The Coq mailing list

[Jonathan Leivent <jonikelee AT gmail.com>]

On 09/09/2016 03:15 AM, Alan Schmitt wrote:
> ...
> I’m wondering about the converse: are there types for which equality is not
> decidable, but that have canonical equality proofs hence UIP?

Alan,

I have a class of types that have UIP but not eqdec ({a=b}+{a<>b}).  
They have instead excluded middle of equality (a=b \/ a<>b), which I 
call eqem.  I had also played with the proofs in Eqdep_dec, and found 
that the requirement on eqdec there could be relaxed to eqem.

For most uses in Coq, eqem is probably not very useful.  However, I am 
often working in a development that has proof relevance - a single Prop 
that has an injection axiom on it.  The reasons have to do with getting 
better erasability on extractions than I can otherwise get in Coq.  
Having this one Prop with injection allows me to get discrimination on 
all other inductive Props, which allows me to then get eqem on many of 
them, and hence UIP.  Unfortunately, having a proof relevance axiom 
means I can't use any axioms for proof irrelevance, so I need to prove 
useful varieties, such as UIP or "irrelevant sibling" (for given prop P, 
prove the existence of Q <-> P where Q is irrelevant - which I can do if 
P has eqem).

I have been trying to find various ways to automate proofs of eqdec, 
eqem, and UIP.   I will look closely at your proof to see if I can use 
it, so thanks for posting it!   Also, I didn't yet get a change to 
examine Dominique Larchey-Wendling's proof of UIP of sigma, but thanks 
to Dominique for that as well!

Most recently, I have found a very promising way to automate proofs of 
eqdec or eqem for dependent types - potentially more stable and 
certainly easier to automate than what I was working on previously at 
https://github.com/jonleivent/deptacs.  It involves proving eqdec (or 
eqem) on a sigma equality over the dependent type first.

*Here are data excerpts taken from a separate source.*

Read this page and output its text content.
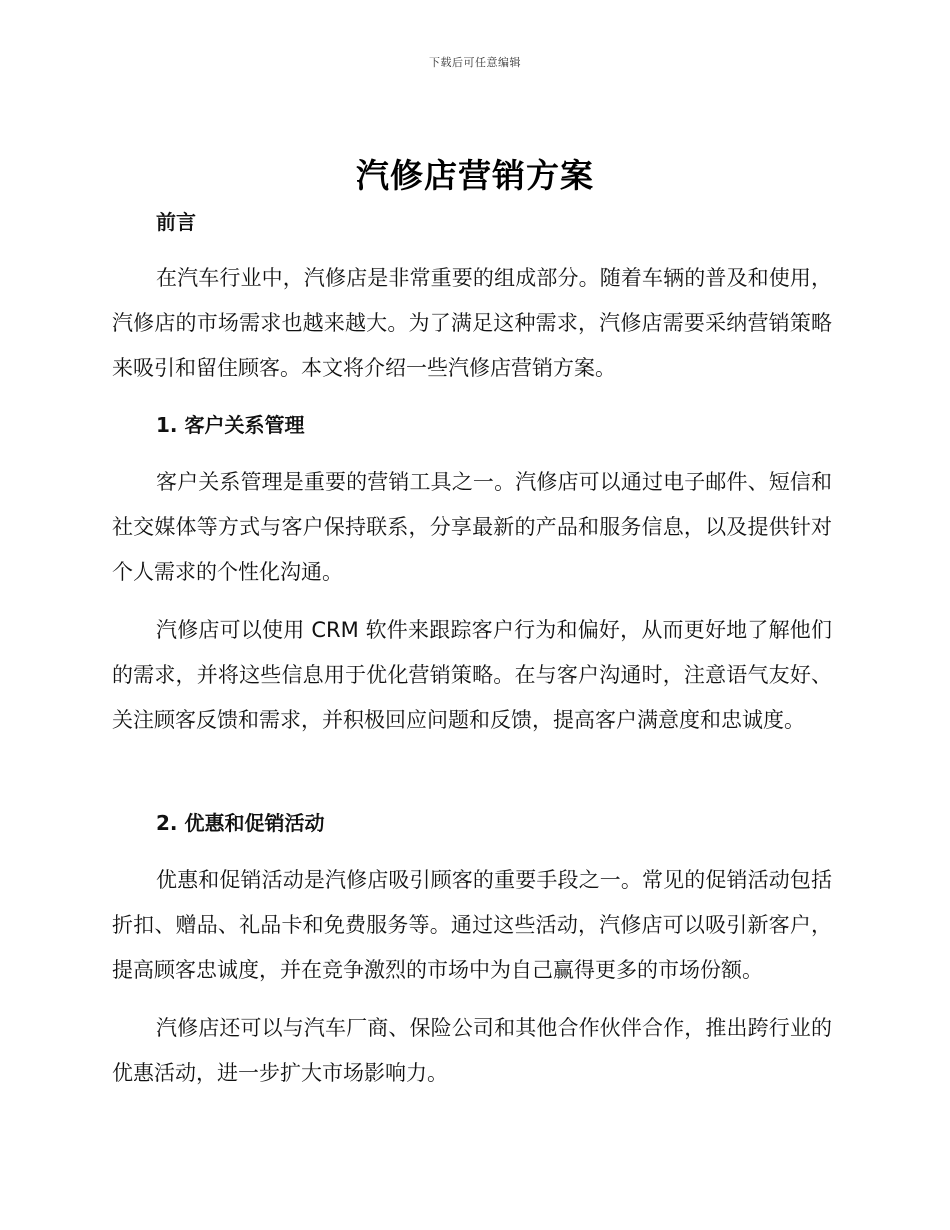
下载后可任意编辑
汽修店营销方案
前言

在汽车行业中，汽修店是非常重要的组成部分。随着车辆的普及和使用，汽修店的市场需求也越来越大。为了满足这种需求，汽修店需要采纳营销策略来吸引和留住顾客。本文将介绍一些汽修店营销方案。

1. 客户关系管理

客户关系管理是重要的营销工具之一。汽修店可以通过电子邮件、短信和社交媒体等方式与客户保持联系，分享最新的产品和服务信息，以及提供针对个人需求的个性化沟通。

汽修店可以使用 CRM 软件来跟踪客户行为和偏好，从而更好地了解他们的需求，并将这些信息用于优化营销策略。在与客户沟通时，注意语气友好、关注顾客反馈和需求，并积极回应问题和反馈，提高客户满意度和忠诚度。

2. 优惠和促销活动

优惠和促销活动是汽修店吸引顾客的重要手段之一。常见的促销活动包括折扣、赠品、礼品卡和免费服务等。通过这些活动，汽修店可以吸引新客户，提高顾客忠诚度，并在竞争激烈的市场中为自己赢得更多的市场份额。

汽修店还可以与汽车厂商、保险公司和其他合作伙伴合作，推出跨行业的优惠活动，进一步扩大市场影响力。
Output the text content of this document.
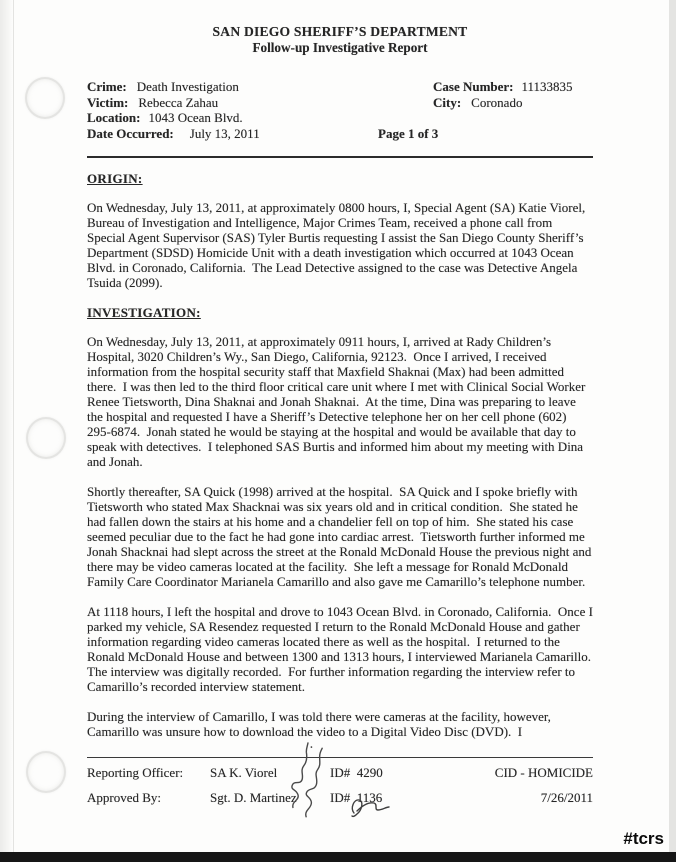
SAN DIEGO SHERIFF’S DEPARTMENT
Follow-up Investigative Report
Crime: Death Investigation	Case Number: 11133835
Victim: Rebecca Zahau	City: Coronado
Location: 1043 Ocean Blvd.
Date Occurred: July 13, 2011	Page 1 of 3
ORIGIN:
On Wednesday, July 13, 2011, at approximately 0800 hours, I, Special Agent (SA) Katie Viorel, Bureau of Investigation and Intelligence, Major Crimes Team, received a phone call from Special Agent Supervisor (SAS) Tyler Burtis requesting I assist the San Diego County Sheriff’s Department (SDSD) Homicide Unit with a death investigation which occurred at 1043 Ocean Blvd. in Coronado, California.  The Lead Detective assigned to the case was Detective Angela Tsuida (2099).
INVESTIGATION:
On Wednesday, July 13, 2011, at approximately 0911 hours, I, arrived at Rady Children’s Hospital, 3020 Children’s Wy., San Diego, California, 92123.  Once I arrived, I received information from the hospital security staff that Maxfield Shaknai (Max) had been admitted there.  I was then led to the third floor critical care unit where I met with Clinical Social Worker Renee Tietsworth, Dina Shaknai and Jonah Shaknai.  At the time, Dina was preparing to leave the hospital and requested I have a Sheriff’s Detective telephone her on her cell phone (602) 295-6874.  Jonah stated he would be staying at the hospital and would be available that day to speak with detectives.  I telephoned SAS Burtis and informed him about my meeting with Dina and Jonah.
Shortly thereafter, SA Quick (1998) arrived at the hospital.  SA Quick and I spoke briefly with Tietsworth who stated Max Shacknai was six years old and in critical condition.  She stated he had fallen down the stairs at his home and a chandelier fell on top of him.  She stated his case seemed peculiar due to the fact he had gone into cardiac arrest.  Tietsworth further informed me Jonah Shacknai had slept across the street at the Ronald McDonald House the previous night and there may be video cameras located at the facility.  She left a message for Ronald McDonald Family Care Coordinator Marianela Camarillo and also gave me Camarillo’s telephone number.
At 1118 hours, I left the hospital and drove to 1043 Ocean Blvd. in Coronado, California.  Once I parked my vehicle, SA Resendez requested I return to the Ronald McDonald House and gather information regarding video cameras located there as well as the hospital.  I returned to the Ronald McDonald House and between 1300 and 1313 hours, I interviewed Marianela Camarillo.  The interview was digitally recorded.  For further information regarding the interview refer to Camarillo’s recorded interview statement.
During the interview of Camarillo, I was told there were cameras at the facility, however, Camarillo was unsure how to download the video to a Digital Video Disc (DVD).  I
Reporting Officer:	SA K. Viorel	ID#  4290	CID - HOMICIDE
Approved By:	Sgt. D. Martinez	ID#  1136	7/26/2011
#tcrs
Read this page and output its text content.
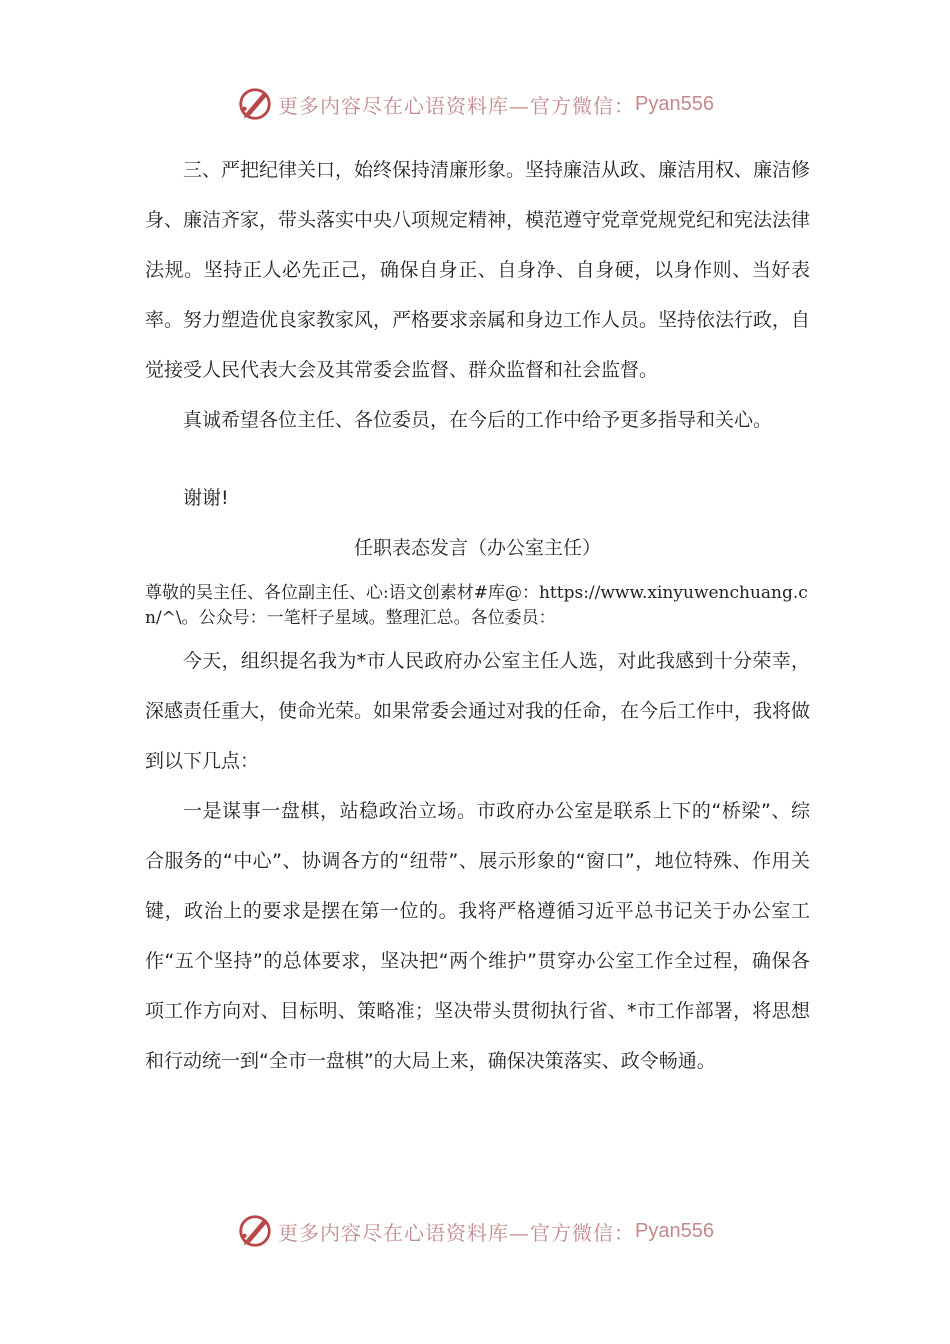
更多内容尽在心语资料库—官方微信： Pyan556

三、严把纪律关口，始终保持清廉形象。坚持廉洁从政、廉洁用权、廉洁修身、廉洁齐家，带头落实中央八项规定精神，模范遵守党章党规党纪和宪法法律法规。坚持正人必先正己，确保自身正、自身净、自身硬，以身作则、当好表率。努力塑造优良家教家风，严格要求亲属和身边工作人员。坚持依法行政，自觉接受人民代表大会及其常委会监督、群众监督和社会监督。

真诚希望各位主任、各位委员，在今后的工作中给予更多指导和关心。

谢谢!

任职表态发言（办公室主任）

尊敬的吴主任、各位副主任、心:语文创素材#库@：https://www.xinyuwenchuang.cn/^\。公众号：一笔杆子星域。整理汇总。各位委员：

今天，组织提名我为*市人民政府办公室主任人选，对此我感到十分荣幸，深感责任重大，使命光荣。如果常委会通过对我的任命，在今后工作中，我将做到以下几点：

一是谋事一盘棋，站稳政治立场。市政府办公室是联系上下的“桥梁”、综合服务的“中心”、协调各方的“纽带”、展示形象的“窗口”，地位特殊、作用关键，政治上的要求是摆在第一位的。我将严格遵循习近平总书记关于办公室工作“五个坚持”的总体要求，坚决把“两个维护”贯穿办公室工作全过程，确保各项工作方向对、目标明、策略准；坚决带头贯彻执行省、*市工作部署，将思想和行动统一到“全市一盘棋”的大局上来，确保决策落实、政令畅通。

更多内容尽在心语资料库—官方微信： Pyan556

I have wondered if it may be the case in Coq - without any axioms - that 
every purely inductive non-Prop type has eqdec and hence UIP. By purely 
and non-Prop, I mean not having Prop or functional typed fields, 
parameters, or indices.  Then, in the case of my proof relevance axiom, 
this extends to eqem in any purely inductive type, even Props and with 
Prop components - hence can potentially get UIP for all of them.

-- Jonathan